Roughly 1 in 5 people experiencing homelessness on Oahu this January were over the age of 60 — a staggering increase from previous years that could present challenges for a homeless care system not designed to meet the needs of seniors.

The data comes from a report released Thursday by Partners in Care, which oversees the island’s annual “Point in Time” count, where hundreds of volunteers fan out across the islands to identify the number of people experiencing homelessness on a single night. 

The reason for the change is unclear. It could be a statistical anomaly, or it could be a harbinger of things to come in a state with one of the fastest aging populations in the country.

“Hawaii has a pretty large aging population. We want to make sure we have things in place for dealing with that so that we prevent (more seniors) from falling into homelessness,” said Anna Pruitt, a faculty affiliate in the department of psychology at the University of Hawaii Manoa who has been conducting research on homelessness in Hawaii for more than a decade. “Because I think we’re starting to see the beginning of that kind of increase.”

The number of people experiencing homelessness on Oahu remained relatively stable between January of 2022 and 2023, although there were big increases in the number homeless seniors and unsheltered people on the Waianae Coast.(David Croxford/Civil Beat/2023)

This year, volunteers counted 4,028 people experiencing homelessness on the night of Jan. 22 – a figure very close to the 3,951 people identified the previous year. 

That Oahu’s homeless population rose by only 77 people during a time of economic instability is fairly positive, and a reflection of the hard work done by homeless service providers during the pandemic.

But the report also identified a few concerning trends: an increase in the number of people becoming homeless because of domestic violence, a surge in the number of homeless people on the Waianae Coast, and that growth in the number of people over the age of 60 without housing – a jump from 8% to 22% of the overall homeless population in just a year.

Homeless seniors – many of whom may have mental or physical disabilities – can be difficult to house, said Heather Lusk, head of the Hawaii Health and Harm Reduction Center and chair of Partners in Care.

There are only a few homeless service sites that have spaces for people in wheelchairs. There are no homeless facilities with services specifically for people with memory issues or dementia, Lusk said.
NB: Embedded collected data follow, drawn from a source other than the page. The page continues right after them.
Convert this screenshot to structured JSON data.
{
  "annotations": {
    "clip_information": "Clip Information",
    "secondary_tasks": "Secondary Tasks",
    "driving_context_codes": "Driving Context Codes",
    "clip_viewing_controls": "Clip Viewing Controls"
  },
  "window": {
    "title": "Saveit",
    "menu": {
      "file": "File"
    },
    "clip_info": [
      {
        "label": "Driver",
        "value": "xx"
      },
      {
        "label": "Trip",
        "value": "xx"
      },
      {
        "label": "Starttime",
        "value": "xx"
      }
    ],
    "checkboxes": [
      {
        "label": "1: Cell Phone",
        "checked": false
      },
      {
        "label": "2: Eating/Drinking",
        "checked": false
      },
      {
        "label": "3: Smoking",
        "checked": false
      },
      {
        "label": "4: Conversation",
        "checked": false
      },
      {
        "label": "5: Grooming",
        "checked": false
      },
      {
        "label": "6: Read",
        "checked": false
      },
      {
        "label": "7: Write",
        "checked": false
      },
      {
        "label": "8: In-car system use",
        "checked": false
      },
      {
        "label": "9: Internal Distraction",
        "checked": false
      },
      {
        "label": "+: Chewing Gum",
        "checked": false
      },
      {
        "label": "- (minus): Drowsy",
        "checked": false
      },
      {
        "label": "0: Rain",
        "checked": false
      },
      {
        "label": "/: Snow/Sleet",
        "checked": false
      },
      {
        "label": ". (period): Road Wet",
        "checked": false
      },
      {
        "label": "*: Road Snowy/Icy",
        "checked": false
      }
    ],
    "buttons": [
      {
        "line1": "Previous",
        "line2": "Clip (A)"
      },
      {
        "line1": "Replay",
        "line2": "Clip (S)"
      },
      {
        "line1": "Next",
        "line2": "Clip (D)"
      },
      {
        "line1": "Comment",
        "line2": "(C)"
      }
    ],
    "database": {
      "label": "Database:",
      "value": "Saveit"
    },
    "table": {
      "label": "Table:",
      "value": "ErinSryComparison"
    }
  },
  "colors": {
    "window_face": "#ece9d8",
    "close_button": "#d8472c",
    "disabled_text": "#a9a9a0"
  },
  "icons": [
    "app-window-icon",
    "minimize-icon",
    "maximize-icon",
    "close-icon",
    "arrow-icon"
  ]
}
“There’s not a single skilled nursing facility that’s focused on the houseless or a single hospice facility. There’s no care homes,” Lusk said. “Sometimes when we go to a care home and the moment we say they’re houseless, it’s ‘Oh no, sorry we don’t have a bed.’ So there’s just a lot of those barriers.”
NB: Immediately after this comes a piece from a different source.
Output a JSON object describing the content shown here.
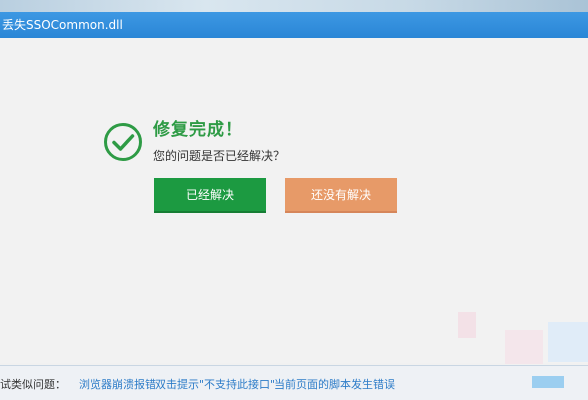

Gov. Josh Green places a lei on the first tiny house to be set up this week in the Department of Health’s parking lot as part of an effort to create more temporary housing for people experiencing homelessness on Oahu. (David Croxford/Civil Beat/2023)
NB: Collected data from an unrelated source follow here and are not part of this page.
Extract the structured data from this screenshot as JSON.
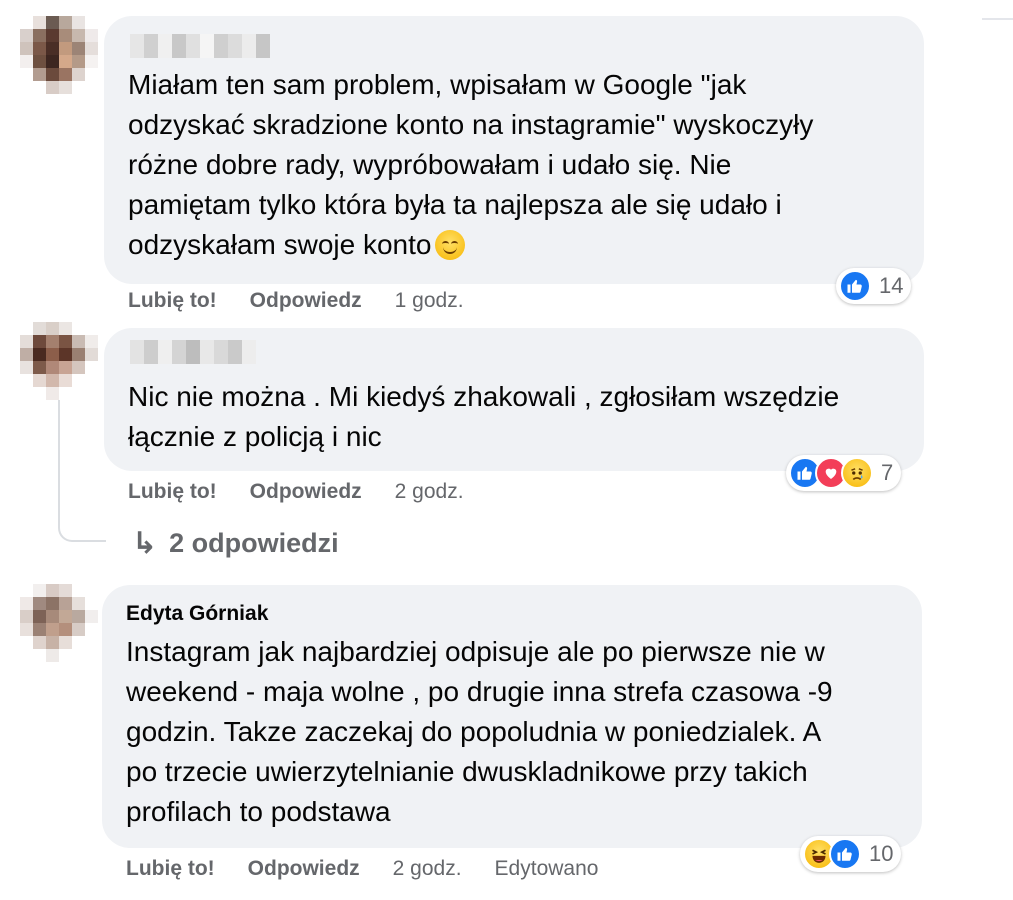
{
  "comments": [
    {
      "author": "",
      "text": "Miałam ten sam problem, wpisałam w Google \"jak\nodzyskać skradzione konto na instagramie\" wyskoczyły\nróżne dobre rady, wypróbowałam i udało się. Nie\npamiętam tylko która była ta najlepsza ale się udało i\nodzyskałam swoje konto",
      "emoji": "smiling-face",
      "like_label": "Lubię to!",
      "reply_label": "Odpowiedz",
      "time": "1 godz.",
      "reactions": [
        "like"
      ],
      "reaction_count": "14"
    },
    {
      "author": "",
      "text": "Nic nie można . Mi kiedyś zhakowali , zgłosiłam wszędzie\nłącznie z policją i nic",
      "like_label": "Lubię to!",
      "reply_label": "Odpowiedz",
      "time": "2 godz.",
      "reactions": [
        "like",
        "love",
        "sad"
      ],
      "reaction_count": "7",
      "replies_label": "2 odpowiedzi"
    },
    {
      "author": "Edyta Górniak",
      "text": "Instagram jak najbardziej odpisuje ale po pierwsze nie w\nweekend - maja wolne , po drugie inna strefa czasowa -9\ngodzin. Takze zaczekaj do popoludnia w poniedzialek. A\npo trzecie uwierzytelnianie dwuskladnikowe przy takich\nprofilach to podstawa",
      "like_label": "Lubię to!",
      "reply_label": "Odpowiedz",
      "time": "2 godz.",
      "edited_label": "Edytowano",
      "reactions": [
        "haha",
        "like"
      ],
      "reaction_count": "10"
    }
  ],
  "colors": {
    "bubble": "#f0f2f5",
    "meta_text": "#65676b",
    "like_blue": "#1877f2",
    "love_red": "#f33e58"
  }
}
James Koshiba, the new state coordinator on homelessness, said in an email that he had expected larger increases in homelessness given the persistent impacts of the pandemic. But he called the increases in senior homelessness – and an increase in the number of homeless people with disabilities – “especially disheartening.”

The report also showed persistent racial inequities in the homeless community. Native Hawaiians and Pacific Islanders made up 35% of people experiencing homelessness, a figure far out of proportion with their overall population on the island.

The state has, however, seen significant decreases in veteran and family homelessness in the last decade. The number of homeless children on Oahu declined 58% since 2015.

The strides made with veterans and families shows that “we can reduce homelessness if we put resources into getting people housed and if landlords and communities are willing to embrace people,” Koshiba wrote.

He noted, however, that both groups benefited from increased vouchers and that people tend to be more open to housing veterans and families with children in their neighborhoods.